Download useful models for different tasks:

# General purpose models
ollama pull gpt-oss           # OpenAI's open-weight model
ollama pull llama3.2          # Fast, capable model
ollama pull qwen2.5           # High-quality text generation

# Specialised models
ollama pull deepseek-coder    # Code generation
ollama pull nomic-embed-text  # Text embeddings
ollama pull llama3.2:1b       # Lightweight for simple tasks

3. Set Up the MCP Server

Create a new directory and install dependencies:

mkdir mcp-ollama-server
cd mcp-ollama-server

# Copy the files (index.ts, package.json, tsconfig.json)
# Then install dependencies:
npm install

# Create src directory and move index.ts there
mkdir src
mv index.ts src/

# Build the project
npm run build

4. Configure Claude Desktop

Add the server to your Claude Desktop configuration:

macOS: ~/Library/Application Support/Claude/claude_desktop_config.json Windows: %APPDATA%\Claude\claude_desktop_config.json

{
  "mcpServers": {
    "ollama": {
      "command": "node",
      "args": ["/absolute/path/to/your/mcp-ollama-server/dist/index.js"],
      "env": {}
    }
  }
}

5. Restart Claude Desktop

Restart Claude Desktop to load the new MCP server.
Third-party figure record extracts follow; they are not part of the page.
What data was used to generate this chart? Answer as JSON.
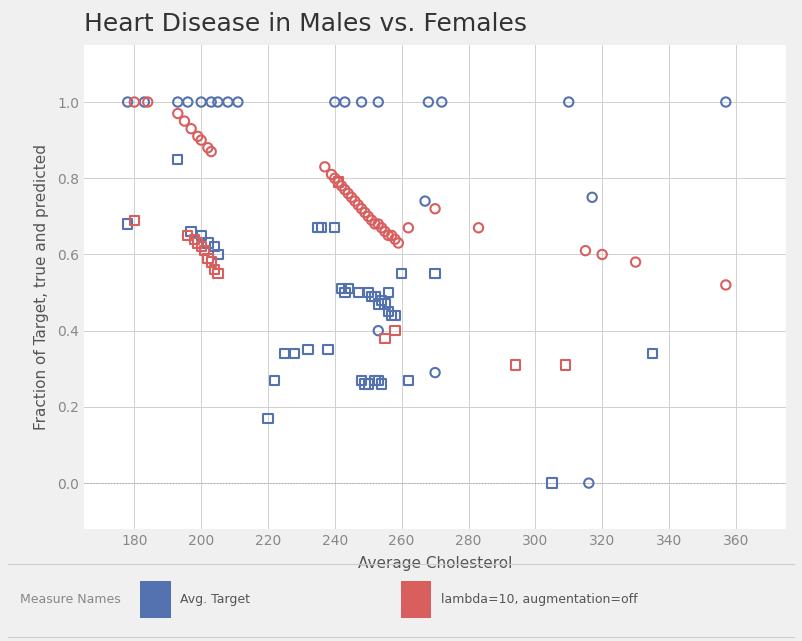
{
  "title": "Heart Disease in Males vs. Females",
  "xlabel": "Average Cholesterol",
  "ylabel": "Fraction of Target, true and predicted",
  "xlim": [
    165,
    375
  ],
  "ylim": [
    -0.12,
    1.15
  ],
  "xticks": [
    180,
    200,
    220,
    240,
    260,
    280,
    300,
    320,
    340,
    360
  ],
  "yticks": [
    0.0,
    0.2,
    0.4,
    0.6,
    0.8,
    1.0
  ],
  "bg_color": "#f0f0f0",
  "plot_bg_color": "#ffffff",
  "blue_color": "#5572b0",
  "red_color": "#d95f5f",
  "blue_circles": [
    [
      178,
      1.0
    ],
    [
      183,
      1.0
    ],
    [
      193,
      1.0
    ],
    [
      196,
      1.0
    ],
    [
      200,
      1.0
    ],
    [
      203,
      1.0
    ],
    [
      205,
      1.0
    ],
    [
      208,
      1.0
    ],
    [
      211,
      1.0
    ],
    [
      240,
      1.0
    ],
    [
      243,
      1.0
    ],
    [
      248,
      1.0
    ],
    [
      253,
      1.0
    ],
    [
      268,
      1.0
    ],
    [
      272,
      1.0
    ],
    [
      310,
      1.0
    ],
    [
      357,
      1.0
    ],
    [
      267,
      0.74
    ],
    [
      317,
      0.75
    ],
    [
      253,
      0.4
    ],
    [
      270,
      0.29
    ],
    [
      316,
      0.0
    ]
  ],
  "blue_squares": [
    [
      178,
      0.68
    ],
    [
      193,
      0.85
    ],
    [
      197,
      0.66
    ],
    [
      200,
      0.65
    ],
    [
      202,
      0.63
    ],
    [
      204,
      0.62
    ],
    [
      205,
      0.6
    ],
    [
      220,
      0.17
    ],
    [
      222,
      0.27
    ],
    [
      225,
      0.34
    ],
    [
      228,
      0.34
    ],
    [
      232,
      0.35
    ],
    [
      235,
      0.67
    ],
    [
      236,
      0.67
    ],
    [
      238,
      0.35
    ],
    [
      240,
      0.67
    ],
    [
      242,
      0.51
    ],
    [
      243,
      0.5
    ],
    [
      244,
      0.51
    ],
    [
      247,
      0.5
    ],
    [
      248,
      0.27
    ],
    [
      249,
      0.26
    ],
    [
      250,
      0.26
    ],
    [
      250,
      0.5
    ],
    [
      251,
      0.49
    ],
    [
      252,
      0.49
    ],
    [
      252,
      0.27
    ],
    [
      253,
      0.27
    ],
    [
      254,
      0.26
    ],
    [
      253,
      0.47
    ],
    [
      254,
      0.48
    ],
    [
      255,
      0.47
    ],
    [
      256,
      0.5
    ],
    [
      256,
      0.45
    ],
    [
      257,
      0.44
    ],
    [
      258,
      0.44
    ],
    [
      260,
      0.55
    ],
    [
      262,
      0.27
    ],
    [
      270,
      0.55
    ],
    [
      305,
      0.0
    ],
    [
      335,
      0.34
    ]
  ],
  "red_circles": [
    [
      180,
      1.0
    ],
    [
      184,
      1.0
    ],
    [
      193,
      0.97
    ],
    [
      195,
      0.95
    ],
    [
      197,
      0.93
    ],
    [
      199,
      0.91
    ],
    [
      200,
      0.9
    ],
    [
      202,
      0.88
    ],
    [
      203,
      0.87
    ],
    [
      237,
      0.83
    ],
    [
      239,
      0.81
    ],
    [
      240,
      0.8
    ],
    [
      241,
      0.79
    ],
    [
      242,
      0.78
    ],
    [
      243,
      0.77
    ],
    [
      244,
      0.76
    ],
    [
      245,
      0.75
    ],
    [
      246,
      0.74
    ],
    [
      247,
      0.73
    ],
    [
      248,
      0.72
    ],
    [
      249,
      0.71
    ],
    [
      250,
      0.7
    ],
    [
      251,
      0.69
    ],
    [
      252,
      0.68
    ],
    [
      253,
      0.68
    ],
    [
      254,
      0.67
    ],
    [
      255,
      0.66
    ],
    [
      256,
      0.65
    ],
    [
      257,
      0.65
    ],
    [
      258,
      0.64
    ],
    [
      259,
      0.63
    ],
    [
      262,
      0.67
    ],
    [
      270,
      0.72
    ],
    [
      283,
      0.67
    ],
    [
      315,
      0.61
    ],
    [
      320,
      0.6
    ],
    [
      330,
      0.58
    ],
    [
      357,
      0.52
    ]
  ],
  "red_squares": [
    [
      180,
      0.69
    ],
    [
      196,
      0.65
    ],
    [
      198,
      0.64
    ],
    [
      199,
      0.63
    ],
    [
      200,
      0.62
    ],
    [
      201,
      0.61
    ],
    [
      202,
      0.59
    ],
    [
      203,
      0.58
    ],
    [
      204,
      0.56
    ],
    [
      205,
      0.55
    ],
    [
      241,
      0.79
    ],
    [
      255,
      0.38
    ],
    [
      258,
      0.4
    ],
    [
      294,
      0.31
    ],
    [
      309,
      0.31
    ]
  ],
  "legend_labels": [
    "Avg. Target",
    "lambda=10, augmentation=off"
  ],
  "title_fontsize": 18,
  "label_fontsize": 11,
  "tick_fontsize": 10
}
You should see the Ollama tools available in Claude.

Available Tools

`ollama_generate_text`

Generate text for simple writing tasks, basic summaries, or straightforward content creation.

Best for: Simple writing, basic explanations, content generation

`ollama_chat`

Have conversations with local models for Q&A, explanations, or dialogue-based tasks.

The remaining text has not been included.